Die pakistanische Polizei hat nach offiziellen Angaben am Wochenende rund 1100 Mitglieder verbotener Moslem-Organisationen festgenommen. Wie das Innenministerium am Montag mitteilte, wurden außerdem 390 Büros von fünf Moslem-Organisationen geschlossen, deren Verbot Präsident Pervez Musharraf in einer Rede am Samstag angekündigt hatte.
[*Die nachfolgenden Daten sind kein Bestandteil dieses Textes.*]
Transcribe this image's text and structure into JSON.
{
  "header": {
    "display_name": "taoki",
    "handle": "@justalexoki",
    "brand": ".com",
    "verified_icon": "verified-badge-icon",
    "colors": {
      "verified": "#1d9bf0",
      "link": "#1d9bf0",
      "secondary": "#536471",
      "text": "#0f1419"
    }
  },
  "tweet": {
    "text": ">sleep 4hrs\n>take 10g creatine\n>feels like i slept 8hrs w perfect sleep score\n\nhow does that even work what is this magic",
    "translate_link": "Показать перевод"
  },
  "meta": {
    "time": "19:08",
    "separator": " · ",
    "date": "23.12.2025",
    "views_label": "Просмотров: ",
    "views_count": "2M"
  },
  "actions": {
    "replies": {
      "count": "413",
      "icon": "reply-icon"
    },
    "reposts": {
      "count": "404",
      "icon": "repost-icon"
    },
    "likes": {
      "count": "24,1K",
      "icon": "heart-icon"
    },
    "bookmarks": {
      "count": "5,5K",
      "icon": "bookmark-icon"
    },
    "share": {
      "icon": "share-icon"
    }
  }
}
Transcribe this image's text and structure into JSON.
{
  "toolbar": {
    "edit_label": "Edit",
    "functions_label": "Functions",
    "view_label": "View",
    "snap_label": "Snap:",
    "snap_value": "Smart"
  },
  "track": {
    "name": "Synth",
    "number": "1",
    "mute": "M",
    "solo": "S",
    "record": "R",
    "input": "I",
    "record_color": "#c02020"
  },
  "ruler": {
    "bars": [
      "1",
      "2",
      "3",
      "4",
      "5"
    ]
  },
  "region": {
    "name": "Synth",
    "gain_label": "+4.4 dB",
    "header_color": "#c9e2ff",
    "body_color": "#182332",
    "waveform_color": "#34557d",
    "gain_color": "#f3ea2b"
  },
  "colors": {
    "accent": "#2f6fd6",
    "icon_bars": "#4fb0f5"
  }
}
Reuters ISLAMABAD. Musharraf hat den Moslem-Extremisten im Land den Kampf angesagt, um die Spannungen mit dem Nachbarland Indien wegen des Kaschmir-Konflikts abzubauen. An der Demarkationslinie in der Himalaja-Region kam es nach pakistanischen Angaben auch am Montag wieder zu Schusswechseln zwischen Soldaten beider Länder.

Indien hat die von Musharraf angekündigten Maßnahmen gegen den Terrorismus begrüßt, gleichzeitig jedoch gefordert, den Worten müssten auch Taten folgen. Pakistan lehnt die indische Forderung ab, die Anführer von zwei der verbotenen Organisationen auszuliefern.

Kaschmir ist zwischen Indien und Pakistan geteilt. Indien wirft Pakistan vor, Rebellen zu unterstützen, die gegen die indische Herrschaft in Kaschmir kämpfen. Die Lage in der Region ist seit dem Anschlag mutmaßlicher Moslem-Extremisten auf das indische Parlament im Dezember gespannt. Beide Länder, die auch über Atomwaffen verfügen, haben an der Waffenstillstandslinie in Kaschmir große Truppenaufgebote zusammengezogen.